Civilization's thin veneer

Timothy Garton Ash:

Before our attention wanders on to the next headline story, let's learn Katrina's big lesson. This is not about the incompetence of the Bush administration, the scandalous neglect of poor black people in America, or our unpreparedness for major natural disasters - though all of those apply. Katrina's big lesson is that the crust of civilisation on which we tread is always wafer thin. One tremor, and you've fallen through, scratching and gouging for your life like a wild dog.

You think the looting, rape and armed terror that emerged within hours in New Orleans would never happen in nice, civilised Europe? Think again. It happened here, all over our continent only 60 years ago. Read the memoirs of Holocaust and gulag survivors, Norman Lewis's account of Naples in 1944, or the recently republished anonymous diary of a German woman in Berlin in 1945. It happened again in Bosnia just 10 years ago. And that wasn't even the force majeure of a natural disaster. Europe's were man-made hurricanes.

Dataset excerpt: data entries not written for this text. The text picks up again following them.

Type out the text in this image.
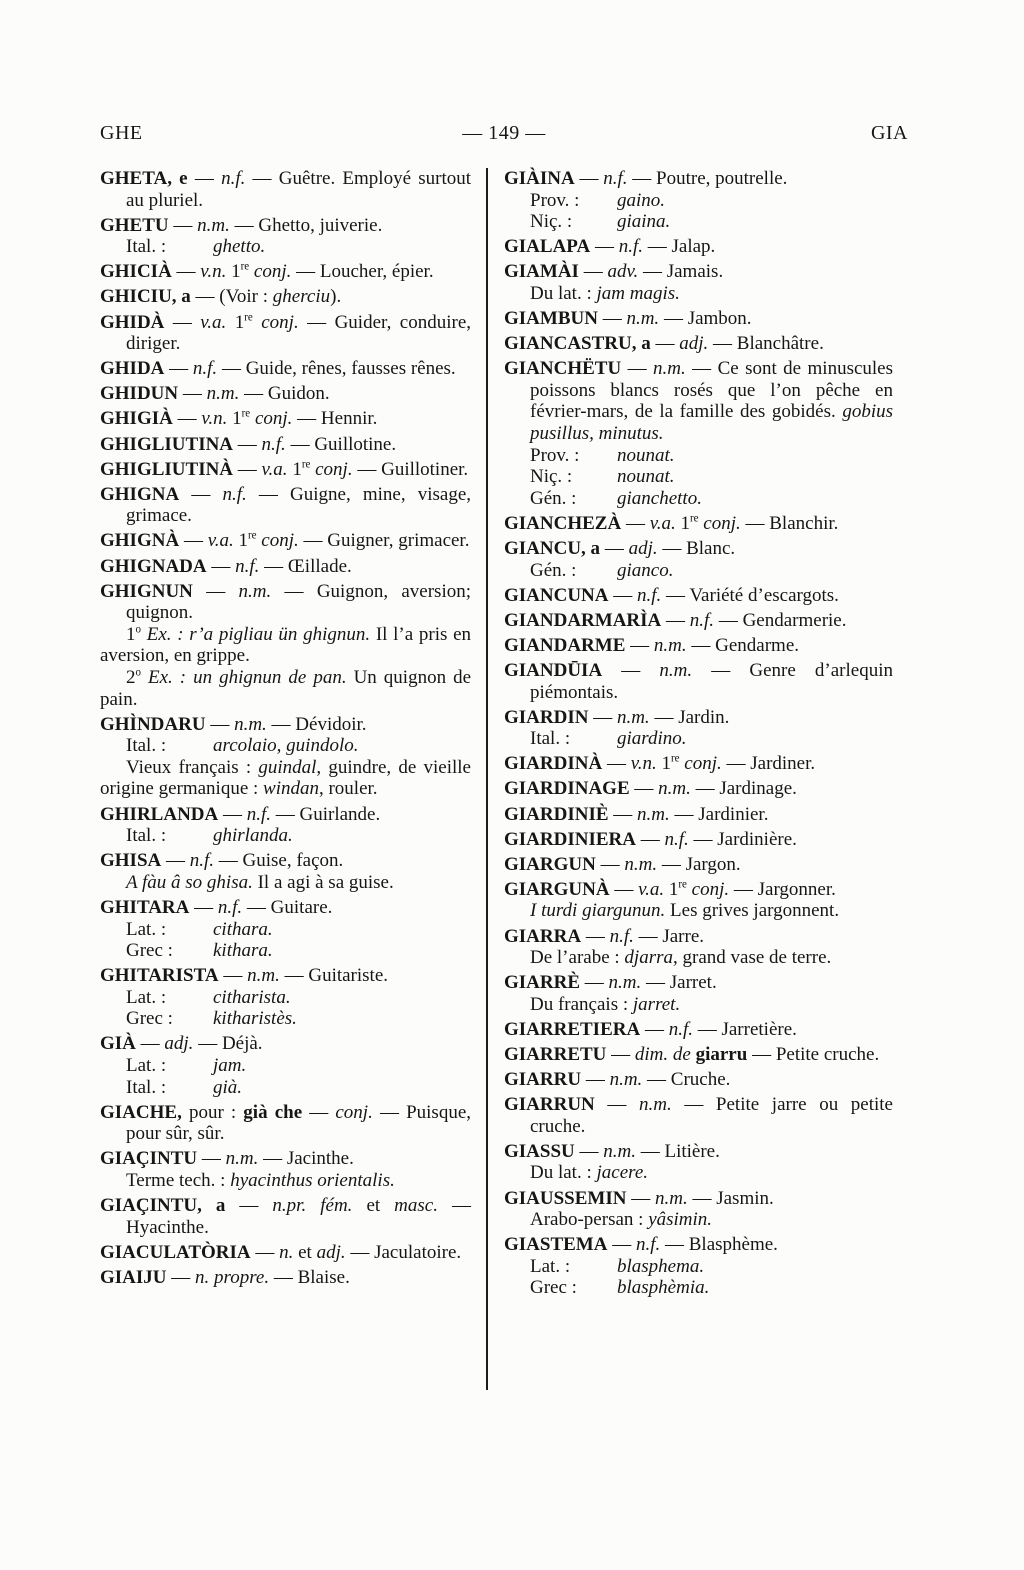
GHE	— 149 —	GIA

GHETA, e — n.f. — Guêtre. Employé surtout au pluriel.

GHETU — n.m. — Ghetto, juiverie.

Ital. : ghetto.

GHICIÀ — v.n. 1re conj. — Loucher, épier.

GHICIU, a — (Voir : gherciu).

GHIDÀ — v.a. 1re conj. — Guider, conduire, diriger.

GHIDA — n.f. — Guide, rênes, fausses rênes.

GHIDUN — n.m. — Guidon.

GHIGIÀ — v.n. 1re conj. — Hennir.

GHIGLIUTINA — n.f. — Guillotine.

GHIGLIUTINÀ — v.a. 1re conj. — Guillotiner.

GHIGNA — n.f. — Guigne, mine, visage, grimace.

GHIGNÀ — v.a. 1re conj. — Guigner, grimacer.

GHIGNADA — n.f. — Œillade.

GHIGNUN — n.m. — Guignon, aversion; quignon.

1$^o$ Ex. : r’a pigliau ün ghignun. Il l’a pris en aversion, en grippe.

2$^o$ Ex. : un ghignun de pan. Un quignon de pain.

GHÌNDARU — n.m. — Dévidoir.

Ital. : arcolaio, guindolo.

Vieux français : guindal, guindre, de vieille origine germanique : windan, rouler.

GHIRLANDA — n.f. — Guirlande.

Ital. : ghirlanda.

GHISA — n.f. — Guise, façon.

A fàu â so ghisa. Il a agi à sa guise.

GHITARA — n.f. — Guitare.

Lat. : cithara.

Grec : kithara.

GHITARISTA — n.m. — Guitariste.

Lat. : citharista.

Grec : kitharistès.

GIÀ — adj. — Déjà.

Lat. : jam.

Ital. : già.

GIACHE, pour : già che — conj. — Puisque, pour sûr, sûr.

GIAÇINTU — n.m. — Jacinthe.

Terme tech. : hyacinthus orientalis.

GIAÇINTU, a — n.pr. fém. et masc. — Hyacinthe.

GIACULATÒRIA — n. et adj. — Jaculatoire.

GIAIJU — n. propre. — Blaise.

GIÀINA — n.f. — Poutre, poutrelle.

Prov. : gaino.

Niç. : giaina.

GIALAPA — n.f. — Jalap.

GIAMÀI — adv. — Jamais.

Du lat. : jam magis.

GIAMBUN — n.m. — Jambon.

GIANCASTRU, a — adj. — Blanchâtre.

GIANCHËTU — n.m. — Ce sont de minuscules poissons blancs rosés que l’on pêche en février-mars, de la famille des gobidés. gobius pusillus, minutus.

Prov. : nounat.

Niç. : nounat.

Gén. : gianchetto.

GIANCHEZÀ — v.a. 1re conj. — Blanchir.

GIANCU, a — adj. — Blanc.

Gén. : gianco.

GIANCUNA — n.f. — Variété d’escargots.

GIANDARMARÌA — n.f. — Gendarmerie.

GIANDARME — n.m. — Gendarme.

GIANDŪIA — n.m. — Genre d’arlequin piémontais.

GIARDIN — n.m. — Jardin.

Ital. : giardino.

GIARDINÀ — v.n. 1re conj. — Jardiner.

GIARDINAGE — n.m. — Jardinage.

GIARDINIÈ — n.m. — Jardinier.

GIARDINIERA — n.f. — Jardinière.

GIARGUN — n.m. — Jargon.

GIARGUNÀ — v.a. 1re conj. — Jargonner.

I turdi giargunun. Les grives jargonnent.

GIARRA — n.f. — Jarre.

De l’arabe : djarra, grand vase de terre.

GIARRÈ — n.m. — Jarret.

Du français : jarret.

GIARRETIERA — n.f. — Jarretière.

GIARRETU — dim. de giarru — Petite cruche.

GIARRU — n.m. — Cruche.

GIARRUN — n.m. — Petite jarre ou petite cruche.

GIASSU — n.m. — Litière.

Du lat. : jacere.

GIAUSSEMIN — n.m. — Jasmin.

Arabo-persan : yâsimin.

GIASTEMA — n.f. — Blasphème.

Lat. : blasphema.

Grec : blasphèmia.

The basic point is the same: remove the elementary staples of organised, civilised life - food, shelter, drinkable water, minimal personal security - and we go back within hours to a Hobbesian state of nature, a war of all against all. Some people, some of the time, behave with heroic solidarity; most people, most of the time, engage in a ruthless fight for individual and genetic survival. A few become temporary angels, most revert to being apes.


While he make ssome interesting points, he ignors a larger one--the generosity and charity of Americas in the face of the tragedy in New Orleans. Texans especially have opened their doors and their hearts to the diaspora of New Orleans helping them start new lives with more hope than they had before the storm. Similar things are happening around the country. The Guradian needs to tell that story too.